Just bought a refurbished Dell 4700C. Have tons of music that we play on iTunes. Every song played is "warbled" usually towards the beginning. This is also the case when played on Windows Media Player. We brought over this music from our other Dell 4000. Played fine.
We thought it was the driver, so re-installed, nothing. Reset system to manufacturer settings, nothing. At this point we're not sure if it's the way the speakers are set up or something to do with the stereo they are hooked up to. Or it could be the driver for the graphics card.
We do have a Gateway screen that is directly hooked up to the computer with the speakers into the stereo. It is set up as a 5.1 surround sound system. 
Any ideas?


----------



## OtakuMom (May 18, 2005)

*same kind of problem...*

I just bought a new Dell 4700. It has an "Integrated 5.1 Channel Audio" sound card. I thought I could use a set of nice Boston Digital BA735 speakers I had from my old computer. No such luck. :sayno: 

I know the sound is working on my new Dell, as I can plug in a headphone and hear sounds. I know the speakers work, as I can plug them into my old Gateway and no problems. But there is absolutely NO sound when the Boston speakers are plugged into the Dell computer.

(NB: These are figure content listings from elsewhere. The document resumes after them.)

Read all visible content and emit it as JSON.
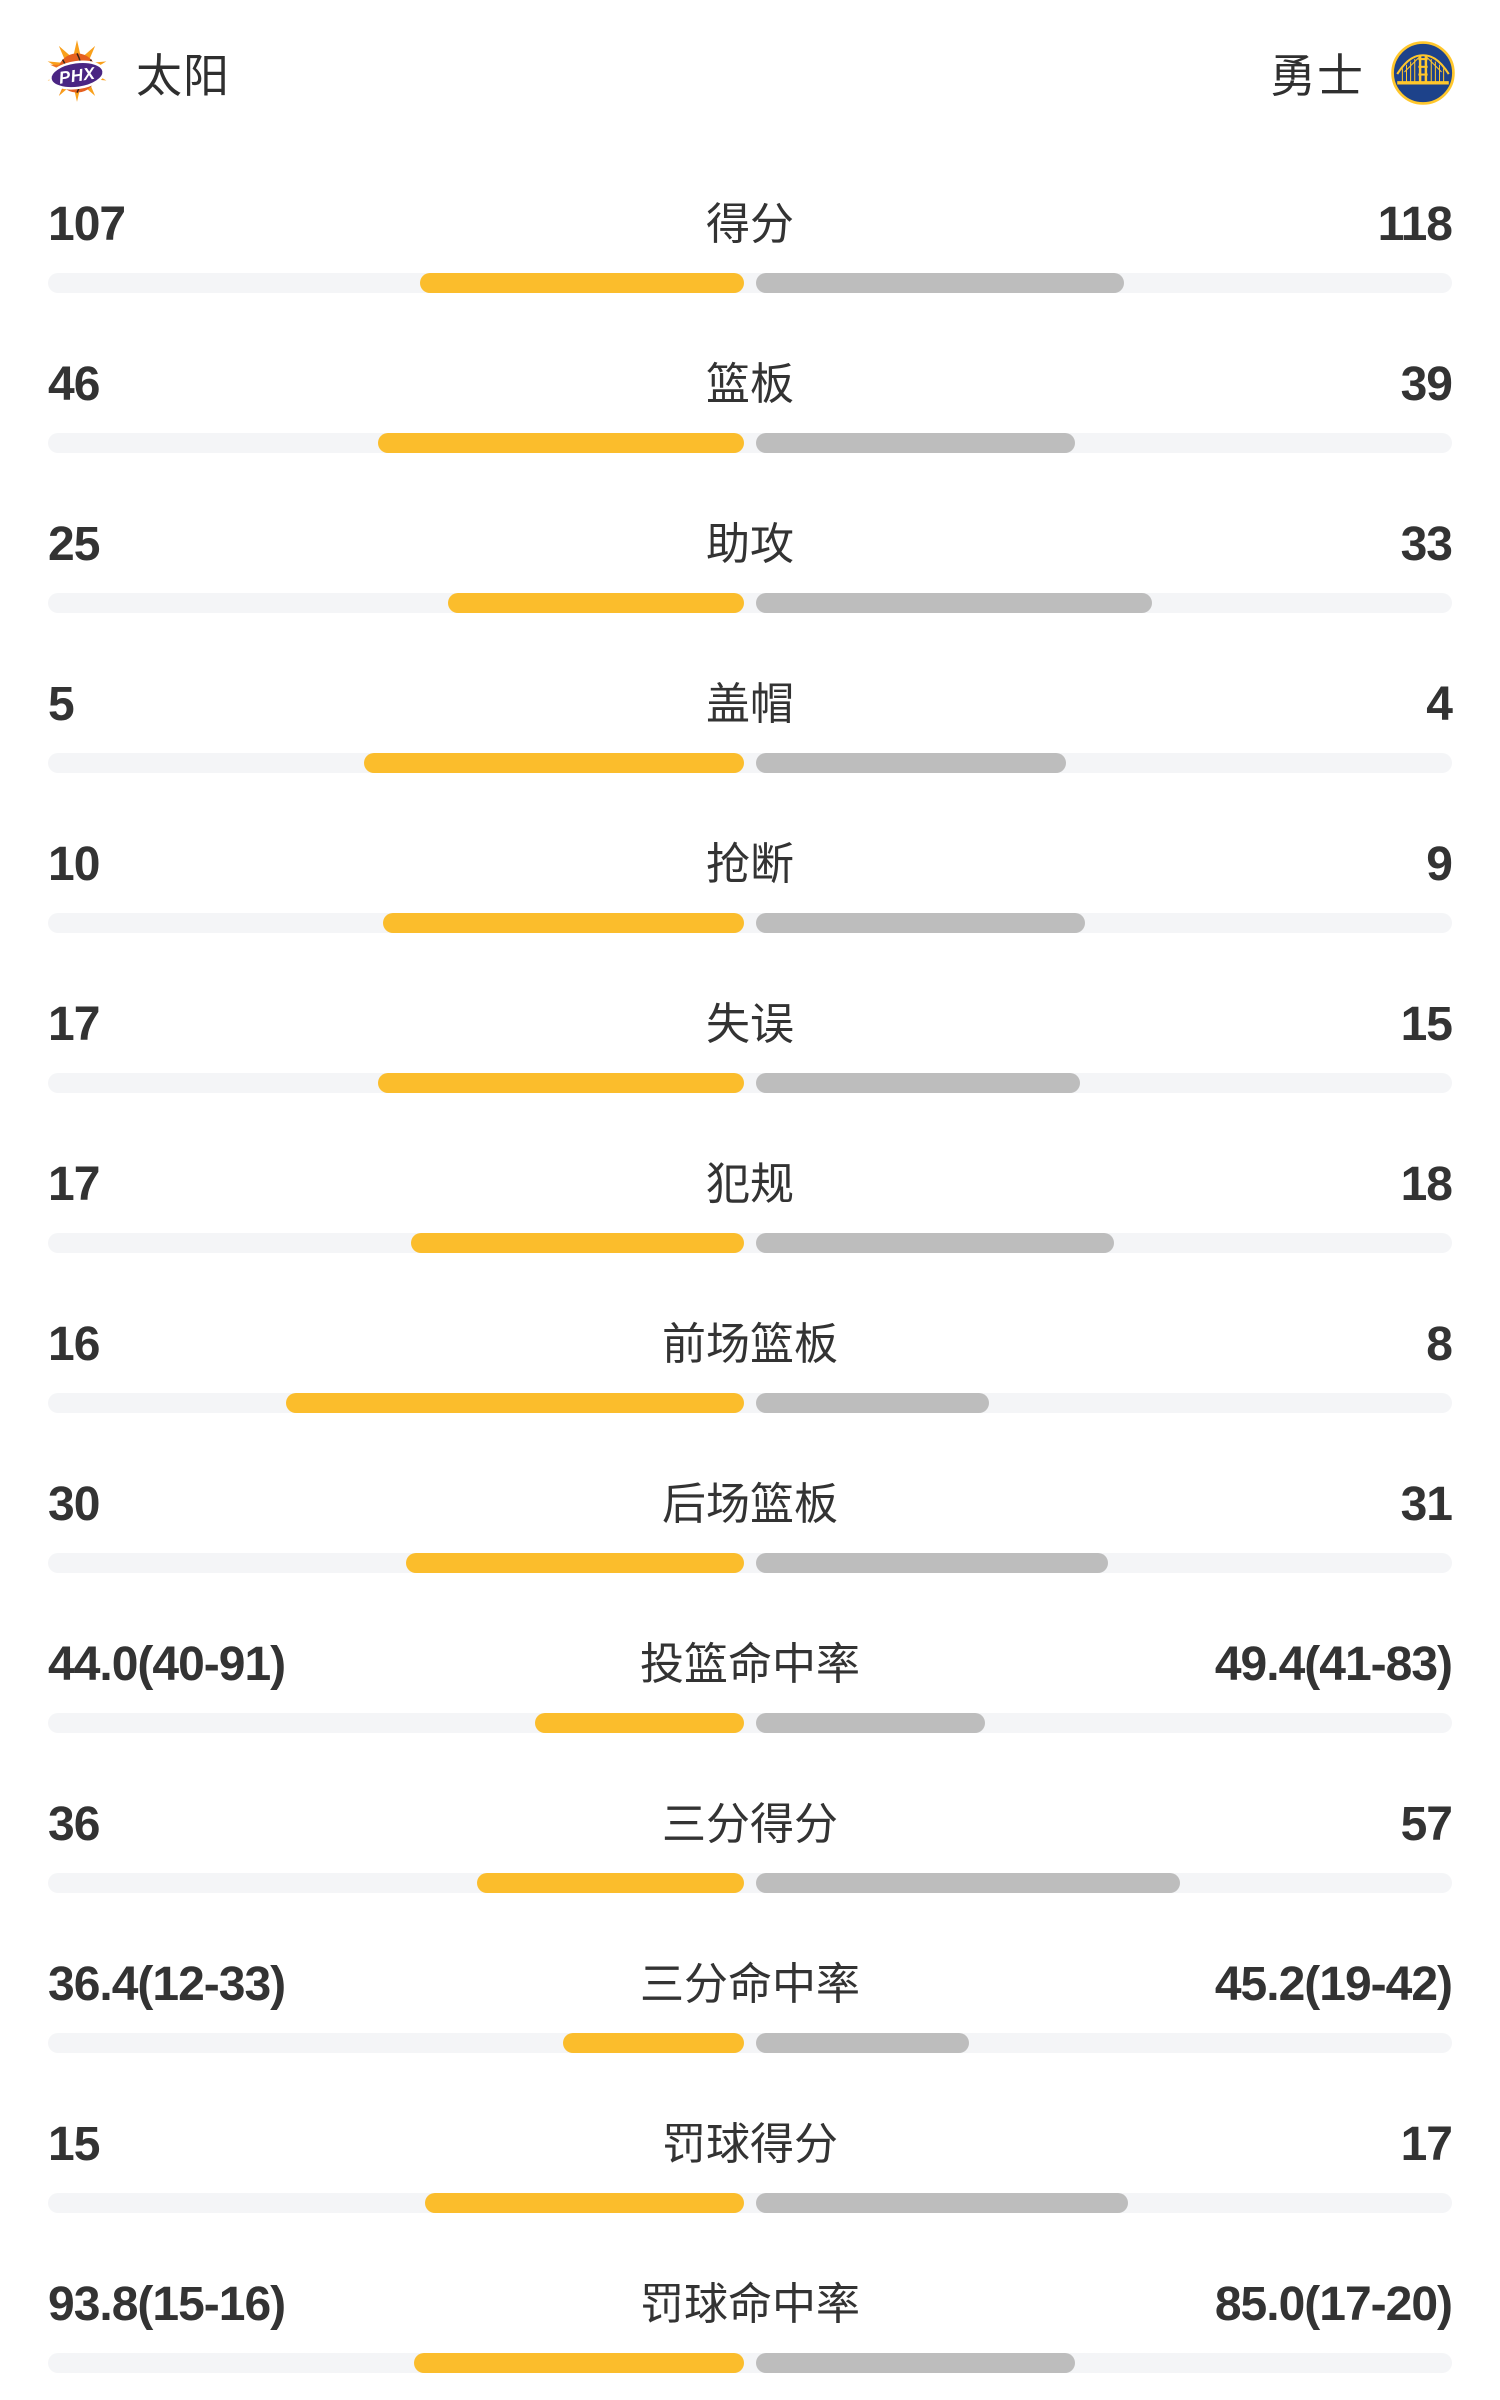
{
  "header": {
    "home": {
      "name": "太阳",
      "abbr": "PHX"
    },
    "away": {
      "name": "勇士"
    }
  },
  "colors": {
    "home_bar": "#FBBD2C",
    "away_bar": "#BDBDBD",
    "track": "#F4F5F7",
    "text": "#333333",
    "suns_orange": "#F9A01B",
    "suns_dark_orange": "#EE7623",
    "suns_ball": "#E56020",
    "suns_purple": "#4A2583",
    "warriors_blue": "#1D428A",
    "warriors_gold": "#FFC72C"
  },
  "chart_data": {
    "type": "bar",
    "layout": "mirrored-horizontal-bars-from-center",
    "legend_position": "header",
    "teams": [
      "太阳",
      "勇士"
    ],
    "rows": [
      {
        "label": "得分",
        "home": "107",
        "away": "118",
        "home_bar_pct": 23.1,
        "away_bar_pct": 26.2
      },
      {
        "label": "篮板",
        "home": "46",
        "away": "39",
        "home_bar_pct": 26.1,
        "away_bar_pct": 22.7
      },
      {
        "label": "助攻",
        "home": "25",
        "away": "33",
        "home_bar_pct": 21.1,
        "away_bar_pct": 28.2
      },
      {
        "label": "盖帽",
        "home": "5",
        "away": "4",
        "home_bar_pct": 27.1,
        "away_bar_pct": 22.1
      },
      {
        "label": "抢断",
        "home": "10",
        "away": "9",
        "home_bar_pct": 25.7,
        "away_bar_pct": 23.4
      },
      {
        "label": "失误",
        "home": "17",
        "away": "15",
        "home_bar_pct": 26.1,
        "away_bar_pct": 23.1
      },
      {
        "label": "犯规",
        "home": "17",
        "away": "18",
        "home_bar_pct": 23.7,
        "away_bar_pct": 25.5
      },
      {
        "label": "前场篮板",
        "home": "16",
        "away": "8",
        "home_bar_pct": 32.6,
        "away_bar_pct": 16.6
      },
      {
        "label": "后场篮板",
        "home": "30",
        "away": "31",
        "home_bar_pct": 24.1,
        "away_bar_pct": 25.1
      },
      {
        "label": "投篮命中率",
        "home": "44.0(40-91)",
        "away": "49.4(41-83)",
        "home_bar_pct": 14.9,
        "away_bar_pct": 16.3
      },
      {
        "label": "三分得分",
        "home": "36",
        "away": "57",
        "home_bar_pct": 19.0,
        "away_bar_pct": 30.2
      },
      {
        "label": "三分命中率",
        "home": "36.4(12-33)",
        "away": "45.2(19-42)",
        "home_bar_pct": 12.9,
        "away_bar_pct": 15.2
      },
      {
        "label": "罚球得分",
        "home": "15",
        "away": "17",
        "home_bar_pct": 22.7,
        "away_bar_pct": 26.5
      },
      {
        "label": "罚球命中率",
        "home": "93.8(15-16)",
        "away": "85.0(17-20)",
        "home_bar_pct": 23.5,
        "away_bar_pct": 22.7
      }
    ]
  }
}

I tried talking to someone at Dell tech support, and they weren't able to help resolve the issue. They finally decided it was an "incompatibility" problem. If anyone knows a way to get the two to work together, I'd be thrilled to hear it!! :sayyes:


----------



## Pako (Jun 4, 2005)

*Boston Acoustic BA735*

I picked up a set of BA735's today (Friday, 3 June 2005) and installed them in an IBM CLONE. The wiring is slightly tricky. I hope this helps both of you:
Go here: http://www.bostonacoustics.com/support_multi_manuals.asp
and click on BA735 to download the installation PDF. 
(Shows wiring diagram -- no text.)
The outfit I bought was missing a simple male-to-male audio cable; however,
the DIGITAL cable was included. Note: These are made for DIGITAL Gateway systems although mine sound absolutely great via Analog.
BTW, I am running Win XP-PRO.


----------